Patentklasse 32. Mit Abbildungen auf Tafel 28.
Ueber die Herstellung von Glas.
Kalk-Thonerdeglas. Bekanntlich hat schon J. Pelouze (1867 184 314)
die Herstellung eines Thonerdeglases versucht, ohne jedoch nennenswerthe Erfolge zu
erzielen. O. Korschelt in Dresden (* D. R. P. Nr. 24227
vom 4. Oktober 1882) empfiehlt nun die Herstellung eines weiſsen Glases aus
Thonerde, Kieselsäure und Kalk. Als Rohstoffe sollen namentlich die Porzellanerde
von Meiſsen, welche aus 77 Proc. Kieselsäure, 18 Proc. Thonerde und 5 Proc. Wasser
besteht, sowie ein Eisen freier Kalkspath oder gebrannter Kalk verwendet werden.

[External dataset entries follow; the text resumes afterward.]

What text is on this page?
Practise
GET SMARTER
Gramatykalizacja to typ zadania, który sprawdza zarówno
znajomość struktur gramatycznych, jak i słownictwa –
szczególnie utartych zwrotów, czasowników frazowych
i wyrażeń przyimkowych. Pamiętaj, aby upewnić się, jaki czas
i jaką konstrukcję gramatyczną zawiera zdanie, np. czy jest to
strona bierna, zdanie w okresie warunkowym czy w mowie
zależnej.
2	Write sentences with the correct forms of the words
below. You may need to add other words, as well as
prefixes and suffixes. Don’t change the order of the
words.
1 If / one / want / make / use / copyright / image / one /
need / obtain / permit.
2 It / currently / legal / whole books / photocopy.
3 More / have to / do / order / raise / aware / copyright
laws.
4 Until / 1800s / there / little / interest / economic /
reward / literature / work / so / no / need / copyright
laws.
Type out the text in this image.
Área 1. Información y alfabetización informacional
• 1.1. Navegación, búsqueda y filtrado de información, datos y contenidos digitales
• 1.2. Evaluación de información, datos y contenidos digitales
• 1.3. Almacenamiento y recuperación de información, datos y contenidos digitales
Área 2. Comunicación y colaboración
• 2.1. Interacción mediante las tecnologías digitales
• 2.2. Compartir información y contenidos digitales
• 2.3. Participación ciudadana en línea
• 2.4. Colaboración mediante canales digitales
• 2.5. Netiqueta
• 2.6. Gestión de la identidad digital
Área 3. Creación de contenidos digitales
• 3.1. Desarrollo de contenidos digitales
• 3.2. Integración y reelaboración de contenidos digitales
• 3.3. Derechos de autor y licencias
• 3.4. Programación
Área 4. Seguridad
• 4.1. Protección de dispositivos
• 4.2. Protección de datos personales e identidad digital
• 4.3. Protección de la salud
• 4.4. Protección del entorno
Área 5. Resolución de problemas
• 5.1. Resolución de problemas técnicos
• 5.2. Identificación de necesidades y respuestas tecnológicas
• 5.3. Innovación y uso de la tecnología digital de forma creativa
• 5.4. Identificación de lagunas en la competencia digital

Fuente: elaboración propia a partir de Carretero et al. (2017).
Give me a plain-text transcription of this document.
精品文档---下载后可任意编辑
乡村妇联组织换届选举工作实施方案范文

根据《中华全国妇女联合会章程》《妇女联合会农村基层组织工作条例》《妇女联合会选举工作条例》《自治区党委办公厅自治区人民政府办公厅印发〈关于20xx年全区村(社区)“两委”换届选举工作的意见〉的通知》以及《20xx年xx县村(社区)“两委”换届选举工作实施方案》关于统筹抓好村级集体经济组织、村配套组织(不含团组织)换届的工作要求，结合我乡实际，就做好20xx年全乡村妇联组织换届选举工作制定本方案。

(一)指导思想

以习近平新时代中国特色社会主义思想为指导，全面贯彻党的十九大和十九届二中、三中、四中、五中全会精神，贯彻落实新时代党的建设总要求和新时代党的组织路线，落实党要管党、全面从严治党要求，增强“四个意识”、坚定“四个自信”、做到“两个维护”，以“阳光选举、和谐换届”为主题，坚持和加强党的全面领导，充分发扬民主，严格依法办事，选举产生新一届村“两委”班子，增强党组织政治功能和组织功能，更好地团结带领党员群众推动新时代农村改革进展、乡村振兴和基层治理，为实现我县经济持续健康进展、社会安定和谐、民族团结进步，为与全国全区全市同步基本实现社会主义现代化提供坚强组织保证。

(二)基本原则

Quarz wird nur dann zugesetzt, wenn der verwendete Thon nicht genug Kieselsäure
enthält. Immer wird das Gemenge so gewählt, daſs der Glassatz aus 55 bis 67 Th.
Kieselsäure, 10 bis 18 Proc. Thonerde und 35 bis 15 Th. Kalk besteht. Ein Gemenge
von 100 Th. Meiſsener Porzellanerde und 41 Th. gebranntem Kalke würde z.B.
enthalten: 55,2 Proc. Kieselsäure, 14,2 Proc. Thonerde und 30,6 Proc. Kalk. Der Kalk
des Satzes kann ganz oder theilweise durch Magnesia oder Baryt vertreten werden.
Magnesia macht den Satz zwar schwerer schmelzbar, erlaubt aber die Verwendung
Magnesia haltiger Kalke bezieh. Dolomit.
Die nach dem angegebenen Mischungsverhältnisse zusammengebrachten Materialien werden,
zerkleinert und gemengt, am besten in einem Siemens'schen continuirlichen Ofen verarbeitet; doch genügt auch ein Windofen.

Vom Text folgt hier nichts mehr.